Se comunicó con su secretaria, treinta mil kilómetros más abajo:
— Joan, quiero un informe de situación del escudo. Y dígale al capitán Malina que quiero discutir los plazos.
No sabía si era posible alzar más de un copo de nieve por día. Pero nada se perdería en el intento.
El teniente Norton era un compañero de cuarto agradable, pero Loren se alegró de verlo partir, una vez que las corrientes de electrofusión soldaron sus huesos rotos. Resulta, como se enteró Loren con todo detalle, que el joven ingeniero había trabado amistad con una pandilla de muchachones de Isla Norte, cuya segunda gran ocupación en la vida consistía en surcar enormes olas con tablas de barrenar propulsadas a chorro. Norton había descubierto a su pesar que el juego era aún más peligroso de lo que parecía.
— No me diga — había interrumpido Loren en medio de una anécdota particularmente escabrosa —. Hubiera jurado que usted es noventa por ciento hétero.
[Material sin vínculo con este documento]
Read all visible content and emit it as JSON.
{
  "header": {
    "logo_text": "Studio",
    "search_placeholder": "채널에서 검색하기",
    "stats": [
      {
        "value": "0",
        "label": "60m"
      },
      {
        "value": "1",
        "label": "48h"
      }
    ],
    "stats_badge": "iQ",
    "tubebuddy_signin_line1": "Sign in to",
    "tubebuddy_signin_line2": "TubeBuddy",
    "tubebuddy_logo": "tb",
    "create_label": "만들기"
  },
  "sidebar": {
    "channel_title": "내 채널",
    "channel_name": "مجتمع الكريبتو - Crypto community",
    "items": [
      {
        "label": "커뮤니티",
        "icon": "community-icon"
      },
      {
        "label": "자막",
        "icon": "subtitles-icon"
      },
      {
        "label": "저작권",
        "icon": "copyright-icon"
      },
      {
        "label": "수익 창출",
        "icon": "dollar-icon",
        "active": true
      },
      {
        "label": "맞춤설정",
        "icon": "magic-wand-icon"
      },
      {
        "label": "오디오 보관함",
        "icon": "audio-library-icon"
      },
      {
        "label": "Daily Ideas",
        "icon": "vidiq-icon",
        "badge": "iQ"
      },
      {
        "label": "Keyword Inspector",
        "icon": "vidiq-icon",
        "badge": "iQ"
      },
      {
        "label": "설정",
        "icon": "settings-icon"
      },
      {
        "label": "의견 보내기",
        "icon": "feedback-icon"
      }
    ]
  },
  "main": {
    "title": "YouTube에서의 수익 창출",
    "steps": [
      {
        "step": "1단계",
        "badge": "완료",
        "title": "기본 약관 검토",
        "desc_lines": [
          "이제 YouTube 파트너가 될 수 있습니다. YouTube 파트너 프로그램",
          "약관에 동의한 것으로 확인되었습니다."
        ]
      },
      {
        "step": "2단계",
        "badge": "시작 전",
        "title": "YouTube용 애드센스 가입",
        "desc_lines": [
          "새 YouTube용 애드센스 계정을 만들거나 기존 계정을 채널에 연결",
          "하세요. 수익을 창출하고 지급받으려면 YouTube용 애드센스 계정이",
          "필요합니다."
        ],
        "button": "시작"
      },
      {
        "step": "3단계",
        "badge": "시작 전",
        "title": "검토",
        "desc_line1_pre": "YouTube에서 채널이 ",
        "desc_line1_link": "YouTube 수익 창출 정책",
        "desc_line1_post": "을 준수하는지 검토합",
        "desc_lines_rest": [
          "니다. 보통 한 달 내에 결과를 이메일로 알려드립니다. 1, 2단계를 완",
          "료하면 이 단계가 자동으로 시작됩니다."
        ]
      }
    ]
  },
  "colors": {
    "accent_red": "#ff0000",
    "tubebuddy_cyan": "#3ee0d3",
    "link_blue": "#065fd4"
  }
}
— Noventa y dos, según la cartilla — dijo Norton —. Pero de vez en cuando conviene verificarlo.
Era sólo una broma a medias. Alguna vez había leído que el individuo cien por ciento hétero era tan raro que se debía considerar patológico. En realidad no lo había creído, pero el asunto le preocupaba, en la raras ocasiones que pensaba en ello.
Loren se había quedado solo en el cuarto, y había convencido a la enfermera thalassiana que su presencia constante era innecesaria, al menos durante la visita diaria de Mirissa. La comandante Newton, que como médica sabía ser franca hasta la brutalidad, le había dicho a boca de jarro: «Te falta una semana de convalecencia. Si no puedes esperar unos días para hacer el amor, deja que ella haga el esfuerzo».
Recibió varias visitas, desde luego. Todas muy agradables salvo dos.
La alcaldesa Waldron abusaba de su autoridad para visitarlo en cualquier horario; afortunadamente nunca se cruzó con Mirissa. La primera vez, Loren fingió encontrarse al borde de la muerte, pero la táctica resultó un desastre, ya que no pudo defenderse de ciertas caricias pegajosas. La segunda visita — precedida, afortunadamente, por un aviso — lo encontró mejor preparado. Estaba despierto y sentado. Por asombrosa casualidad, en ese momento le realizaban un complicado test de su función respiratoria, y el tubo en su boca le impedía hablar. El test terminó treinta segundos después de la partida de la alcaldesa.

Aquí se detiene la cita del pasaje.